July 3, 2004, 01:07 PM
From the way you word your post I'm assuming that you are referring to shooting from standing position ????
Unless you have it rigged as a "hasty sling", a 1907 type sling gives you nothing in the standing position that a commercial carrying strap (aka "sling") does.
The 1907 sling give positional support only when used in the sitting and prone positions. This is where the tension provided by the sling complements the bone support given by the position itself. Standing gives you no real bone support that a sling can complement.
Indeed, NRA and CMP rules both state the the sling may NOT be used in a supporting role while firing the standing position. It must be attached to the rifle, but may not give any form of support to the rifle while shooting.
When shooting from sitting and prone positions the sling can be made as tight as necessary. That's what all those holes are for... moving the frog to the best support location.
July 3, 2004, 07:31 PM
The Ching Sling for most rifles.
July 3, 2004, 07:57 PM
For Hunting I prefer the Safari Slings.
Like here at Cabelas (http://www.cabelas.com/cabelas/en/templates/product/horizontal-item.jhtml?id=0005803220723a&navCount=0&cmCat=srchdx&cm_ven=srchdx&cm_ite=srchdx)
But they aren't leather.
July 3, 2004, 08:46 PM
I use a 1907 style leather sling on my hunting rifle... makes a big difference in stability.

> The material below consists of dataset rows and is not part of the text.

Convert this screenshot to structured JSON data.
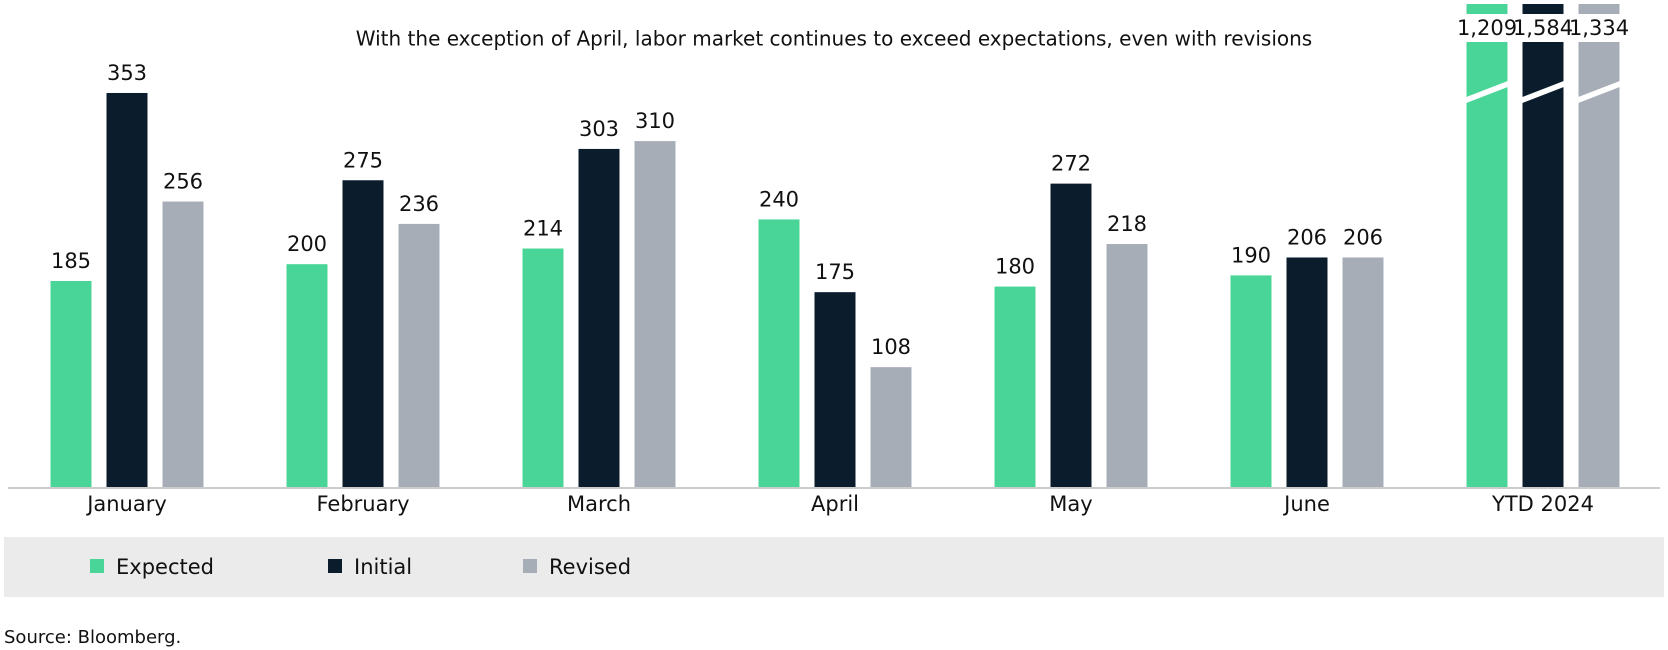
{
  "chart_data": {
    "type": "bar",
    "title": "With the exception of April, labor market continues to exceed expectations, even with revisions",
    "categories": [
      "January",
      "February",
      "March",
      "April",
      "May",
      "June",
      "YTD 2024"
    ],
    "series": [
      {
        "name": "Expected",
        "color": "#48d597",
        "values": [
          185,
          200,
          214,
          240,
          180,
          190,
          1209
        ],
        "value_labels": [
          "185",
          "200",
          "214",
          "240",
          "180",
          "190",
          "1,209"
        ]
      },
      {
        "name": "Initial",
        "color": "#0b1c2c",
        "values": [
          353,
          275,
          303,
          175,
          272,
          206,
          1584
        ],
        "value_labels": [
          "353",
          "275",
          "303",
          "175",
          "272",
          "206",
          "1,584"
        ]
      },
      {
        "name": "Revised",
        "color": "#a7adb7",
        "values": [
          256,
          236,
          310,
          108,
          218,
          206,
          1334
        ],
        "value_labels": [
          "256",
          "236",
          "310",
          "108",
          "218",
          "206",
          "1,334"
        ]
      }
    ],
    "ylim": [
      0,
      420
    ],
    "source": "Source: Bloomberg."
  }
}
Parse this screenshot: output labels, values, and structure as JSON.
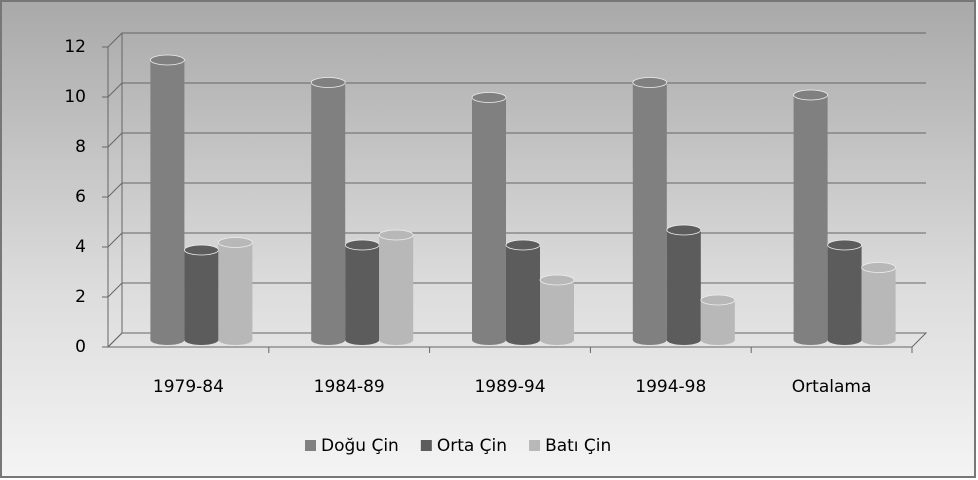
{
  "chart_data": {
    "type": "bar3d",
    "categories": [
      "1979-84",
      "1984-89",
      "1989-94",
      "1994-98",
      "Ortalama"
    ],
    "series": [
      {
        "name": "Doğu Çin",
        "color": "#808080",
        "values": [
          11.2,
          10.3,
          9.7,
          10.3,
          9.8
        ]
      },
      {
        "name": "Orta Çin",
        "color": "#5c5c5c",
        "values": [
          3.6,
          3.8,
          3.8,
          4.4,
          3.8
        ]
      },
      {
        "name": "Batı Çin",
        "color": "#b8b8b8",
        "values": [
          3.9,
          4.2,
          2.4,
          1.6,
          2.9
        ]
      }
    ],
    "ylim": [
      0,
      12
    ],
    "yticks": [
      0,
      2,
      4,
      6,
      8,
      10,
      12
    ],
    "grid": true,
    "legend": "bottom"
  }
}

Funny, I even have one on my Marlin 995... for squirrels and such.
And it's the ONLY kind of sling I own.... you should see the funny looks I get when it's mounted on my 870.
July 3, 2004, 08:47 PM
Boyt Harness Company makes some of the finest leather products you'll find...they were contractors for slings and other leather goods during WWI & WWII.
Boyt expanded its line of leather products for the first time during World War I, when it contracted with the United States Government to supply leather goods to the American forces fighting overseas. These initial military contracts includes Boyt’s first production run of gun cases, holsters and rifle slings. At the start of World War II, the Boyt Harness Company again contracted with the U. S. Government to design and manufacture high quality military equipment including Jeep scabbards, holsters, ammo belts, and paratrooper carbine cases. The production of wartime leather products made Boyt one of the largest employers in Iowa.